The withdrawal agreement negotiated with the EU for almost two years was dramatically voted down by MPs in a historic defeat last Tuesday. On Monday she also ruled out pulling the emergency brake on the Brexit process.

"No-deal will only be taken off the table by either revoking Article 50, which turns back the result of the referendum - the government will not do that - or by having a deal, and that is what we are trying to work out," May told MPs.

May also ruled out a second referendum, saying another vote would damage social cohesion by undermining faith in democracy.

The PM vowed to be "more flexible" with lawmakers in trying to agree on changes to the backstop, an insurance policy to ensure there will be no return to border checks between Northern Ireland and the Republic of Ireland.

"I will then take the conclusions of those discussions back to the EU," May said, adding: "My focus continues to be on what is needed to secure the support of this house in favour of a Brexit deal with the EU."

May had tried to break the parliamentary deadlock by talking to other parties in the House of Commons, but opposition Labour refused her invitation to talk after she ruled out taking 'no-deal' off the table. May and opposition leader Jeremy Corbyn have accused each other of posturing.

Opposition lawmakers called on May to rule out no-deal Brexit, and called for a closer economic relationship with the EU under the customs union that would prevent tariffs between the UK and the bloc after the split.

But May is adamantly instead trying to convince the Northern Irish Democratic Unionist Party and hardcore pro-Brexit Conservatives to support the deal, who currently worry that the backstop could lock the UK in the EU's customs union indefinitely.

The EU has ruled out renegotiating the backstop but gave political assurances that the bloc either never intends to use it, or that it should end as soon as possible.

May's bet now is to convince the EU that UK lawmakers would vote for the Brexit deal, if only those changes were made to the backstop.

But May's massive defeat by 230 votes on the Brexit deal make that questionable to the EU.

MPs are due to debate and vote on May's proposal and amendments submitted by lawmakers on 29 January.

European foreign ministers again ruled out renegotiating, with Ireland's foreign minister Simon Coveney telling reporters there was no willingness from the EU's side to redraw the withdrawal agreement.

Polish slip?

However, comments by the Polish foreign minister created a stir, giving a slim hope to London that the EU's unity is finally unravelling.

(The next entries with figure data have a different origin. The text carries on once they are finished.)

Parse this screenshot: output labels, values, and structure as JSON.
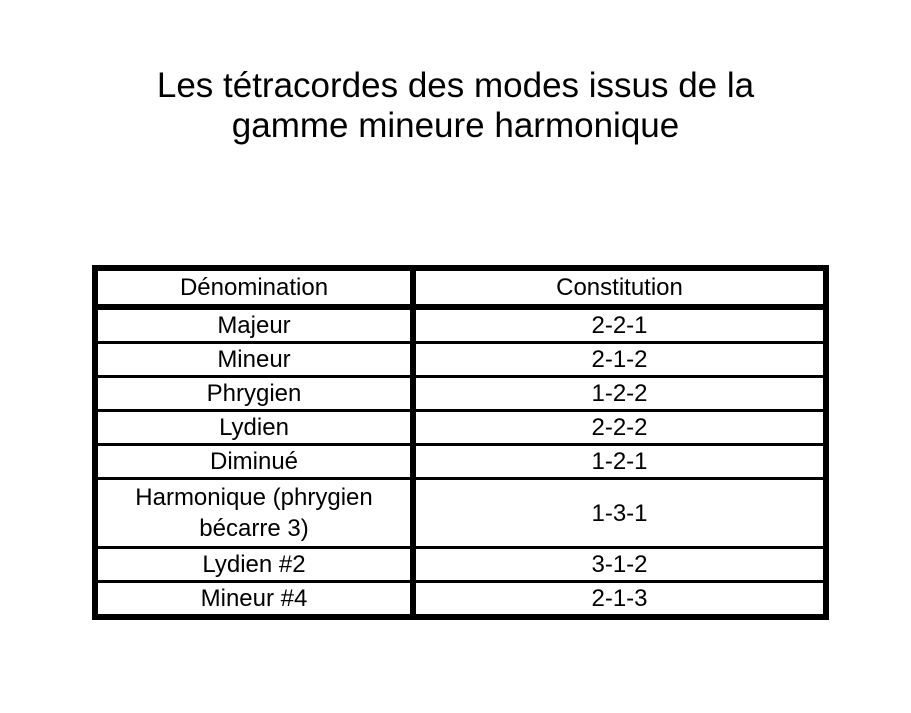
{
  "title": {
    "line1": "Les tétracordes des modes issus de la",
    "line2": "gamme mineure harmonique"
  },
  "table": {
    "headers": [
      "Dénomination",
      "Constitution"
    ],
    "rows": [
      [
        "Majeur",
        "2-2-1"
      ],
      [
        "Mineur",
        "2-1-2"
      ],
      [
        "Phrygien",
        "1-2-2"
      ],
      [
        "Lydien",
        "2-2-2"
      ],
      [
        "Diminué",
        "1-2-1"
      ],
      [
        "Harmonique (phrygien bécarre 3)",
        "1-3-1"
      ],
      [
        "Lydien #2",
        "3-1-2"
      ],
      [
        "Mineur #4",
        "2-1-3"
      ]
    ]
  },
  "colors": {
    "background": "#ffffff",
    "text": "#000000",
    "table_border": "#000000"
  }
}
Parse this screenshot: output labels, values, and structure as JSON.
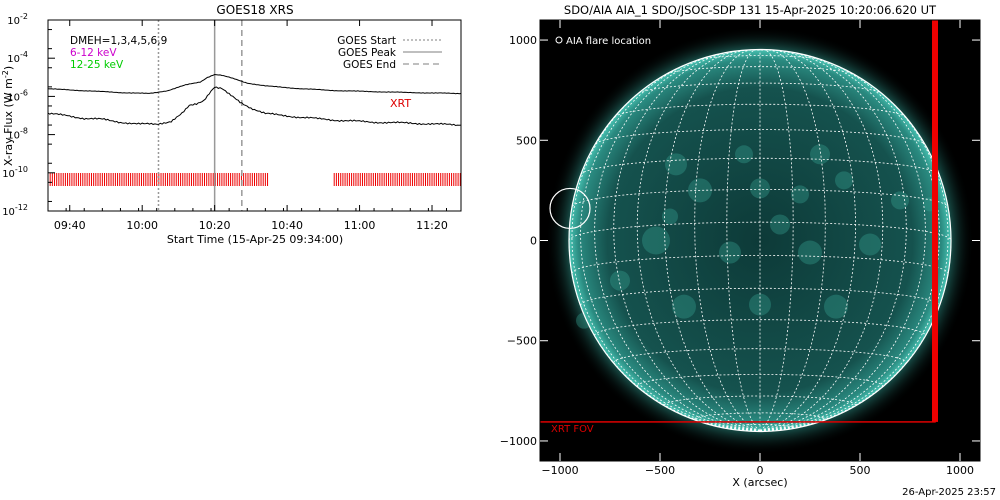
{
  "chart_data": [
    {
      "type": "line",
      "title": "GOES18 XRS",
      "xlabel": "Start Time (15-Apr-25 09:34:00)",
      "ylabel": "X-ray Flux (W m",
      "ylabel_sup": "-2",
      "ylabel_close": ")",
      "log_y": true,
      "ylim": [
        1e-12,
        0.01
      ],
      "xlim_minutes": [
        0,
        114
      ],
      "yticks": [
        {
          "exp": -2,
          "label": "10",
          "sup": "-2"
        },
        {
          "exp": -4,
          "label": "10",
          "sup": "-4"
        },
        {
          "exp": -6,
          "label": "10",
          "sup": "-6"
        },
        {
          "exp": -8,
          "label": "10",
          "sup": "-8"
        },
        {
          "exp": -10,
          "label": "10",
          "sup": "-10"
        },
        {
          "exp": -12,
          "label": "10",
          "sup": "-12"
        }
      ],
      "xticks": [
        {
          "t": 6,
          "label": "09:40"
        },
        {
          "t": 26,
          "label": "10:00"
        },
        {
          "t": 46,
          "label": "10:20"
        },
        {
          "t": 66,
          "label": "10:40"
        },
        {
          "t": 86,
          "label": "11:00"
        },
        {
          "t": 106,
          "label": "11:20"
        }
      ],
      "top_legend": [
        {
          "text": "DMEH=1,3,4,5,6,9",
          "color": "#000000"
        },
        {
          "text": "6-12 keV",
          "color": "#cc00cc"
        },
        {
          "text": "12-25 keV",
          "color": "#00cc00"
        }
      ],
      "event_legend": [
        {
          "text": "GOES Start",
          "dash": "2,2",
          "color": "#999999"
        },
        {
          "text": "GOES Peak",
          "dash": "",
          "color": "#999999"
        },
        {
          "text": "GOES End",
          "dash": "6,4",
          "color": "#999999"
        }
      ],
      "events": {
        "start": 30.5,
        "peak": 46.0,
        "end": 53.5
      },
      "xrt_label": "XRT",
      "xrt_intervals": [
        [
          0,
          61
        ],
        [
          79,
          114
        ]
      ],
      "series": [
        {
          "color": "#000000",
          "points": [
            [
              0,
              -5.6
            ],
            [
              10,
              -5.7
            ],
            [
              20,
              -5.8
            ],
            [
              28,
              -5.85
            ],
            [
              33,
              -5.7
            ],
            [
              38,
              -5.4
            ],
            [
              42,
              -5.25
            ],
            [
              44,
              -5.0
            ],
            [
              46,
              -4.85
            ],
            [
              48,
              -4.9
            ],
            [
              50,
              -5.0
            ],
            [
              55,
              -5.3
            ],
            [
              60,
              -5.45
            ],
            [
              70,
              -5.6
            ],
            [
              80,
              -5.7
            ],
            [
              90,
              -5.75
            ],
            [
              100,
              -5.8
            ],
            [
              114,
              -5.85
            ]
          ]
        },
        {
          "color": "#000000",
          "points": [
            [
              0,
              -6.9
            ],
            [
              5,
              -7.0
            ],
            [
              10,
              -7.15
            ],
            [
              15,
              -7.2
            ],
            [
              20,
              -7.35
            ],
            [
              25,
              -7.45
            ],
            [
              30,
              -7.45
            ],
            [
              34,
              -7.3
            ],
            [
              37,
              -6.9
            ],
            [
              39,
              -6.5
            ],
            [
              41,
              -6.4
            ],
            [
              43,
              -6.2
            ],
            [
              45,
              -5.7
            ],
            [
              46,
              -5.5
            ],
            [
              48,
              -5.6
            ],
            [
              50,
              -5.9
            ],
            [
              53,
              -6.3
            ],
            [
              56,
              -6.6
            ],
            [
              60,
              -6.9
            ],
            [
              65,
              -7.0
            ],
            [
              70,
              -7.1
            ],
            [
              80,
              -7.25
            ],
            [
              90,
              -7.35
            ],
            [
              100,
              -7.4
            ],
            [
              114,
              -7.5
            ]
          ]
        }
      ]
    },
    {
      "type": "scatter",
      "title": "SDO/AIA AIA_1 SDO/JSOC-SDP 131 15-Apr-2025 10:20:06.620 UT",
      "xlabel": "X (arcsec)",
      "ylabel": "",
      "xlim": [
        -1100,
        1100
      ],
      "ylim": [
        -1100,
        1100
      ],
      "xticks": [
        -1000,
        -500,
        0,
        500,
        1000
      ],
      "yticks": [
        -1000,
        -500,
        0,
        500,
        1000
      ],
      "solar_radius_arcsec": 955,
      "grid_spacing_deg": 10,
      "flare_label": "AIA flare location",
      "flare_location": {
        "x": -950,
        "y": 160,
        "r": 100
      },
      "xrt_fov_label": "XRT FOV",
      "xrt_fov": {
        "x0": -1110,
        "y0": -905,
        "x1": 875,
        "y1": 1110
      },
      "colors": {
        "disk": "#1b5e5b",
        "limb": "#3fb7a8",
        "fov": "#dd0000",
        "grid": "#ffffff"
      }
    }
  ],
  "footer": "26-Apr-2025 23:57"
}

Jacek Czaputowicz broke ranks with his EU colleagues on Monday and suggested that the problem could be solved by setting a five-year time limit on the backstop.

It is not the first time Polish diplomats have raised whether the Irish backstop is worth risking a no-deal Brexit, with EU state secretary Konrad Szymanksi sharing his concerns at a general affairs council last autumn.

May in her speech to MPs also announced that the UK will waive settled status fees for EU citizens, scrapping £65 [€74] cost even for those who have already paid.

Tusk indiscretion

Meanwhile, EU Council president Donald Tusk revealed how then British prime minister David Cameron thought his liberal coalition partners will stop the Brexit referendum.

Cameron told Tusk that he did not expect the referendum he called for to go ahead, as he did not foresee winning the 2015 elections outright, the council chief told an upcoming BBC show on Brexit.

Cameron first pledged an "in or out" referendum in 2013, while governing in coalition with the pro-EU Liberal Democrats in a bid to woo his own party's eurosceptic wing and push back against the UK Independence Party (UKIP).

However, Cameron's Conservatives won a clear majority in the 2015 election, and then Britain voted by 52 to 48 percent to leave in the 2016 referendum. Cameron quit after having lost the remain campaign.

"I asked David Cameron, 'Why did you decide on this referendum, this – it's so dangerous, so even stupid, you know,' and, he told me that the only reason was his own party," Tusk told the BBC.

"(He told me) he felt really safe, because he thought at the same time that there's no risk of a referendum because his coalition partner the Liberals would block this idea of a referendum," Tusk said.

"But then, surprisingly, he won and there was no coalition partner. So paradoxically David Cameron became the real victim of his own victory," Tusk added, describing the referendum as "the biggest mistake" of Cameron's life.

Cameron's former spokesman Craig Oliver said Tusk's comments were "completely wrong".

Cameron has repeatedly said he did not regret calling the referendum.